For those students who can manage to make it to school without a major illness, the adjustment is staggering. Trying to manage to get all work, sports, and extracurriculars under control while getting enough rest to fight off a cold is a painful task.

“I had a little cold a couple of weeks ago,” said senior Virginia Harrison “It made running cross country a lot harder and I wanted to fall asleep all day but I managed it.”

Harrison said taking the PSAT with even her mild cold was an ordeal. Beyond that, running cross country required more effort and preparation to make sure she was still on the path to being 100%.

“I did have some trouble running for a day or so, but hey, when you have a cold you can’t expect to be at full strength right?” said Harrison.

Nevertheless, she managed to stay on top of her work by communicating with teachers so that they were aware she was not feeling her best. Also, junior Matthew Cha had to deal with a more serious cold recently.

“I didn’t wear enough layers to my morning lift and I had a rough cough for a couple of days,” said Cha. “I had to drink a lot of water and I took some Tylenol but I feel like I managed my work pretty well. I didn’t get behind in any classes so I’m counting that as a win.”

Harrison and Cha acknowledged how hard it was to stay focused.

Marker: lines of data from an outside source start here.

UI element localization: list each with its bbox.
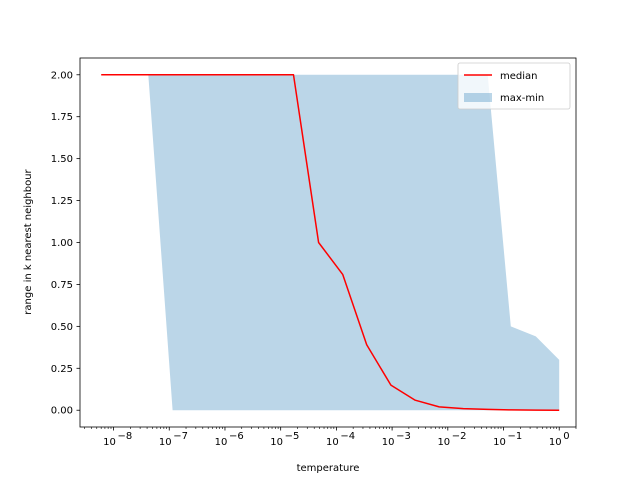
x-tick-label-exponent: −5 — [285, 431, 300, 442]
y-axis: 0.00 0.25 0.50 0.75 1.00 1.25 1.50 1.75 2.00 — [51, 70, 80, 417]
band-max-min — [148, 74, 560, 411]
x-tick-label-exponent: −3 — [396, 431, 411, 442]
y-tick-label: 0.00 — [51, 406, 73, 417]
y-tick-label: 0.50 — [51, 322, 73, 333]
x-tick-label-exponent: −7 — [173, 431, 188, 442]
x-tick-label-exponent: −4 — [340, 431, 355, 442]
y-tick-label: 1.25 — [51, 196, 73, 207]
x-tick-label: 10 — [103, 437, 116, 448]
plot-area — [80, 58, 576, 427]
legend-label-max-min: max-min — [500, 93, 544, 104]
x-tick-label: 10 — [437, 437, 450, 448]
y-tick-label: 1.00 — [51, 238, 73, 249]
x-tick-label: 10 — [159, 437, 172, 448]
x-tick-label-exponent: −1 — [508, 431, 523, 442]
series-line-median — [101, 74, 560, 411]
x-tick-label-exponent: −2 — [452, 431, 467, 442]
x-tick-label-exponent: −6 — [229, 431, 244, 442]
x-tick-label: 10 — [215, 437, 228, 448]
legend-swatch-max-min — [464, 93, 492, 102]
y-tick-label: 1.50 — [51, 154, 73, 165]
y-tick-label: 0.75 — [51, 280, 73, 291]
x-tick-label: 10 — [549, 437, 562, 448]
x-tick-label: 10 — [326, 437, 339, 448]
y-tick-label: 2.00 — [51, 70, 73, 81]
x-tick-label: 10 — [382, 437, 395, 448]
series-layer — [101, 74, 560, 411]
legend-label-median: median — [500, 71, 538, 82]
x-tick-label: 10 — [493, 437, 506, 448]
y-tick-label: 0.25 — [51, 364, 73, 375]
y-axis-label: range in k nearest neighbour — [23, 168, 34, 314]
x-axis-label: temperature — [297, 463, 360, 474]
legend: median max-min — [457, 62, 571, 110]
x-tick-label: 10 — [270, 437, 283, 448]
x-tick-label-exponent: −8 — [118, 431, 133, 442]
y-tick-label: 1.75 — [51, 112, 73, 123]
x-tick-label-exponent: 0 — [563, 431, 569, 442]
band-layer — [148, 74, 560, 411]
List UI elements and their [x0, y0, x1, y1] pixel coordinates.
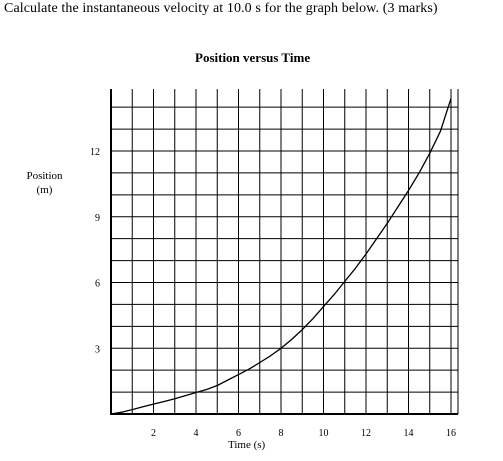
question-text: Calculate the instantaneous velocity at …	[4, 1, 438, 16]
y-tick-label: 6	[95, 279, 100, 290]
y-axis-label: Position (m)	[22, 169, 67, 197]
x-tick-label: 4	[194, 428, 199, 439]
x-tick-label: 14	[404, 428, 414, 439]
y-axis-label-line-1: Position	[26, 170, 63, 182]
y-tick-label: 3	[95, 344, 100, 355]
x-tick-label: 2	[151, 428, 156, 439]
x-tick-label: 10	[319, 428, 329, 439]
y-tick-label: 9	[95, 213, 100, 224]
x-tick-label: 8	[279, 428, 284, 439]
x-tick-label: 6	[236, 428, 241, 439]
x-tick-label: 16	[446, 428, 456, 439]
y-tick-label: 12	[90, 147, 100, 158]
position-curve	[110, 97, 452, 415]
chart-title: Position versus Time	[195, 50, 311, 65]
y-axis-label-line-2: (m)	[36, 184, 53, 196]
x-axis-label: Time (s)	[228, 439, 266, 451]
x-tick-label: 12	[361, 428, 371, 439]
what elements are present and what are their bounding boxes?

Both stressed how making their teachers aware of what was happening made their lives a lot easier, and some teachers even gave them little reprieves in order to get back up to speed.

While flu season has just started, Westminster has yet to hit the belly of the beast. Flu season doesn’t peak until around February, but students should still be vigilant in the early months of winter as well. The flu usually starts to become increasingly potent in December and retains strength through March. As such, students are urged to be especially cautious during January, as getting sick might sideline them from JanTerm opportunities.